BEIRUT (Reuters) - A United Nations agency delivered food to a rebel-held Damascus district on Thursday, alleviating the plight of thousands of people trapped for months by a Syrian army siege.
The U.N. Relief and Works Agency (UNRWA), which cares for Palestinian refugees, said it had distributed 1,000 food parcels in Yarmouk camp, its biggest delivery there yet.
UNRWA spokesman Chris Gunness said the aid was the first to reach Yarmouk since January 21 when 138 food parcels were sent in. Each parcel can feed a family of up to 8 for about 10 days, meaning the people’s needs still far outstrip aid deliveries.
“We hope to continue and increase substantially the amount of aid being delivered,” said Gunness. “With each passing hour their need increases.”
Syria’s state news agency SANA confirmed the aid delivery, saying Yarmouk’s residents were “held hostage by armed terrorist groups” - its usual description of rebel forces.
UNRWA had blamed the authorities for preventing its convoy from reaching the neighborhood on Sunday.

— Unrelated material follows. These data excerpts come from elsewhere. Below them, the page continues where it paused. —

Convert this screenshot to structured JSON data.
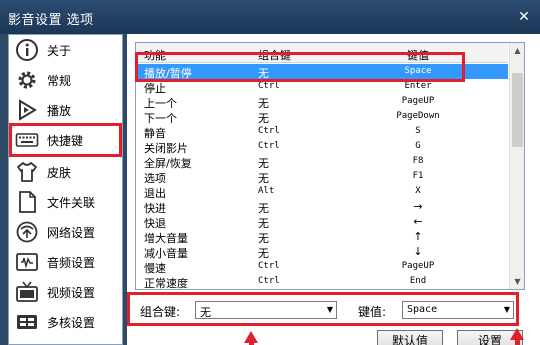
{
  "window": {
    "title": "影音设置 选项",
    "close_glyph": "✕"
  },
  "sidebar": {
    "items": [
      {
        "label": "关于",
        "icon": "info-icon"
      },
      {
        "label": "常规",
        "icon": "gear-icon"
      },
      {
        "label": "播放",
        "icon": "play-icon"
      },
      {
        "label": "快捷键",
        "icon": "keyboard-icon",
        "selected": true
      },
      {
        "label": "皮肤",
        "icon": "shirt-icon"
      },
      {
        "label": "文件关联",
        "icon": "file-icon"
      },
      {
        "label": "网络设置",
        "icon": "network-icon"
      },
      {
        "label": "音频设置",
        "icon": "audio-icon"
      },
      {
        "label": "视频设置",
        "icon": "tv-icon"
      },
      {
        "label": "多核设置",
        "icon": "multicore-icon"
      }
    ]
  },
  "hotkeys": {
    "columns": [
      "功能",
      "组合键",
      "键值"
    ],
    "rows": [
      {
        "func": "播放/暂停",
        "mod": "无",
        "key": "Space",
        "selected": true
      },
      {
        "func": "停止",
        "mod": "Ctrl",
        "key": "Enter"
      },
      {
        "func": "上一个",
        "mod": "无",
        "key": "PageUP"
      },
      {
        "func": "下一个",
        "mod": "无",
        "key": "PageDown"
      },
      {
        "func": "静音",
        "mod": "Ctrl",
        "key": "S"
      },
      {
        "func": "关闭影片",
        "mod": "Ctrl",
        "key": "G"
      },
      {
        "func": "全屏/恢复",
        "mod": "无",
        "key": "F8"
      },
      {
        "func": "选项",
        "mod": "无",
        "key": "F1"
      },
      {
        "func": "退出",
        "mod": "Alt",
        "key": "X"
      },
      {
        "func": "快进",
        "mod": "无",
        "key": "→"
      },
      {
        "func": "快退",
        "mod": "无",
        "key": "←"
      },
      {
        "func": "增大音量",
        "mod": "无",
        "key": "↑"
      },
      {
        "func": "减小音量",
        "mod": "无",
        "key": "↓"
      },
      {
        "func": "慢速",
        "mod": "Ctrl",
        "key": "PageUP"
      },
      {
        "func": "正常速度",
        "mod": "Ctrl",
        "key": "End"
      }
    ]
  },
  "editor": {
    "mod_label": "组合键:",
    "mod_value": "无",
    "key_label": "键值:",
    "key_value": "Space"
  },
  "buttons": {
    "default": "默认值",
    "set": "设置"
  },
  "colors": {
    "accent_red": "#e0202a",
    "selection_blue": "#3399ff",
    "titlebar": "#1c3656"
  }
}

Two weeks earlier, aid convoys turned back after a government escort was fired on.
Some 15 people are reported to have died from malnutrition in Yarmouk, originally an impoverished Palestinian refugee camp which now houses 18,000 Palestinians, as well as some Syrians.

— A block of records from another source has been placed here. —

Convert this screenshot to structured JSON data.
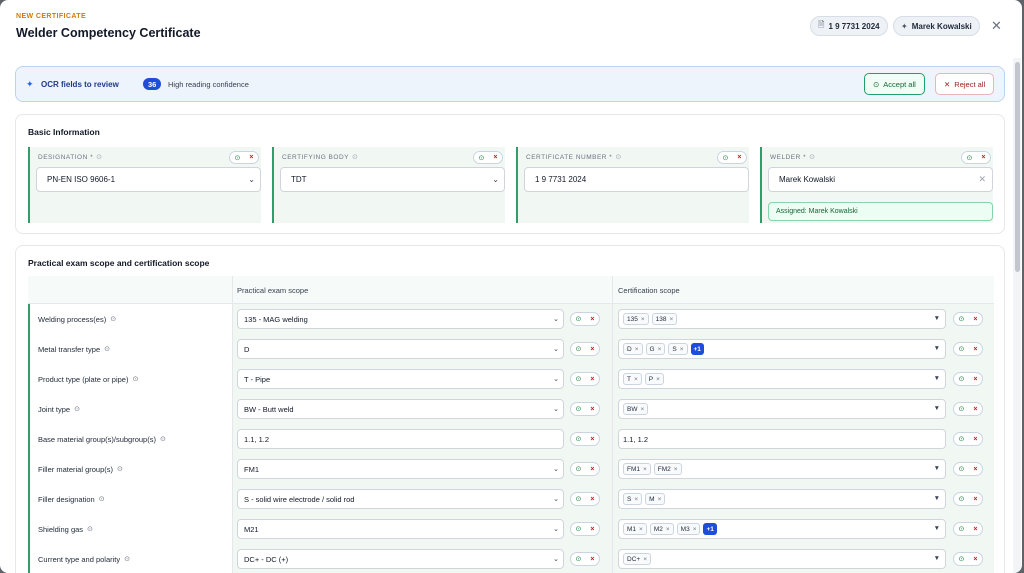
{
  "header": {
    "kicker": "NEW CERTIFICATE",
    "title": "Welder Competency Certificate",
    "doc_chip": "1 9 7731 2024",
    "welder_chip": "Marek Kowalski"
  },
  "ocr": {
    "label": "OCR fields to review",
    "count": "36",
    "confidence": "High reading confidence",
    "accept_label": "Accept all",
    "reject_label": "Reject all"
  },
  "basic": {
    "title": "Basic Information",
    "fields": [
      {
        "label": "DESIGNATION *",
        "value": "PN-EN ISO 9606-1",
        "kind": "select"
      },
      {
        "label": "CERTIFYING BODY",
        "value": "TDT",
        "kind": "select"
      },
      {
        "label": "CERTIFICATE NUMBER *",
        "value": "1 9 7731 2024",
        "kind": "input"
      },
      {
        "label": "WELDER *",
        "value": "Marek Kowalski",
        "kind": "input",
        "assigned": "Assigned: Marek Kowalski"
      }
    ]
  },
  "scope": {
    "title": "Practical exam scope and certification scope",
    "col_exam": "Practical exam scope",
    "col_cert": "Certification scope",
    "rows": [
      {
        "label": "Welding process(es)",
        "exam": "135 - MAG welding",
        "exam_kind": "select",
        "cert_tags": [
          "135",
          "138"
        ],
        "cert_more": "",
        "cert_kind": "tags"
      },
      {
        "label": "Metal transfer type",
        "exam": "D",
        "exam_kind": "select",
        "cert_tags": [
          "D",
          "G",
          "S"
        ],
        "cert_more": "+1",
        "cert_kind": "tags"
      },
      {
        "label": "Product type (plate or pipe)",
        "exam": "T - Pipe",
        "exam_kind": "select",
        "cert_tags": [
          "T",
          "P"
        ],
        "cert_more": "",
        "cert_kind": "tags"
      },
      {
        "label": "Joint type",
        "exam": "BW - Butt weld",
        "exam_kind": "select",
        "cert_tags": [
          "BW"
        ],
        "cert_more": "",
        "cert_kind": "tags"
      },
      {
        "label": "Base material group(s)/subgroup(s)",
        "exam": "1.1, 1.2",
        "exam_kind": "input",
        "cert_text": "1.1, 1.2",
        "cert_kind": "input"
      },
      {
        "label": "Filler material group(s)",
        "exam": "FM1",
        "exam_kind": "select",
        "cert_tags": [
          "FM1",
          "FM2"
        ],
        "cert_more": "",
        "cert_kind": "tags"
      },
      {
        "label": "Filler designation",
        "exam": "S - solid wire electrode / solid rod",
        "exam_kind": "select",
        "cert_tags": [
          "S",
          "M"
        ],
        "cert_more": "",
        "cert_kind": "tags"
      },
      {
        "label": "Shielding gas",
        "exam": "M21",
        "exam_kind": "select",
        "cert_tags": [
          "M1",
          "M2",
          "M3"
        ],
        "cert_more": "+1",
        "cert_kind": "tags"
      },
      {
        "label": "Current type and polarity",
        "exam": "DC+ - DC (+)",
        "exam_kind": "select",
        "cert_tags": [
          "DC+"
        ],
        "cert_more": "",
        "cert_kind": "tags"
      }
    ]
  }
}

Opposition activists say the government is using hunger as a weapon of war. Damascus accuses rebels of firing on aid convoys and says it fears food and medicine will go to armed groups.

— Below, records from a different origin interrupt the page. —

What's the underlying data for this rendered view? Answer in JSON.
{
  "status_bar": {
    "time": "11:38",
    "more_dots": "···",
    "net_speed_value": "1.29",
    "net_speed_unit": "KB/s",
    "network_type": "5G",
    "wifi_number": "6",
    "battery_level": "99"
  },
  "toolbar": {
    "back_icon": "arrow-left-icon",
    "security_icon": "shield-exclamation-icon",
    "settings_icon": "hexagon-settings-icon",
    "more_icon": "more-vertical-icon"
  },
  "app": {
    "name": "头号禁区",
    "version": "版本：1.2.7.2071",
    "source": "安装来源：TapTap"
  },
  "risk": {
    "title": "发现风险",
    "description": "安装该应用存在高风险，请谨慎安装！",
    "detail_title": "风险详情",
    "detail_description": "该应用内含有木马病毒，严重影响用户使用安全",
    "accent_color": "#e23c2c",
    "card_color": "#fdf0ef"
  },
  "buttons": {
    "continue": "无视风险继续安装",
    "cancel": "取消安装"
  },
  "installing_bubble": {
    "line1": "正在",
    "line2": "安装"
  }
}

Syrian state television said the al-Qaeda-linked Nusra Front had fired on aid workers and wounded several people during the distribution. The anti-Assad Syrian Observatory for Human Rights said that unknown assailants had fired bullets.
It was not clear if this had prevented some of the aid from reaching Yarmouk’s residents and UNRWA did not immediately respond to requests for comment on the incident.
At peace talks between the two sides in Geneva, the United Nations is trying to negotiate passage for an aid convoy for 2,500 people also under siege in the old city of Homs.
Gaining access for relief groups to reach an estimated 250,000 people trapped by fighting in Yarmouk, Homs and other areas is seen as a test for the peace talks, which began last week and have not yet produced substantive results.
Syria’s conflict began with popular protests against President Bashar al-Assad in March 2011, but evolved into a civil war after a crackdown by security forces led to an armed uprising. More than 130,000 people have been killed and about six million have fled their homes.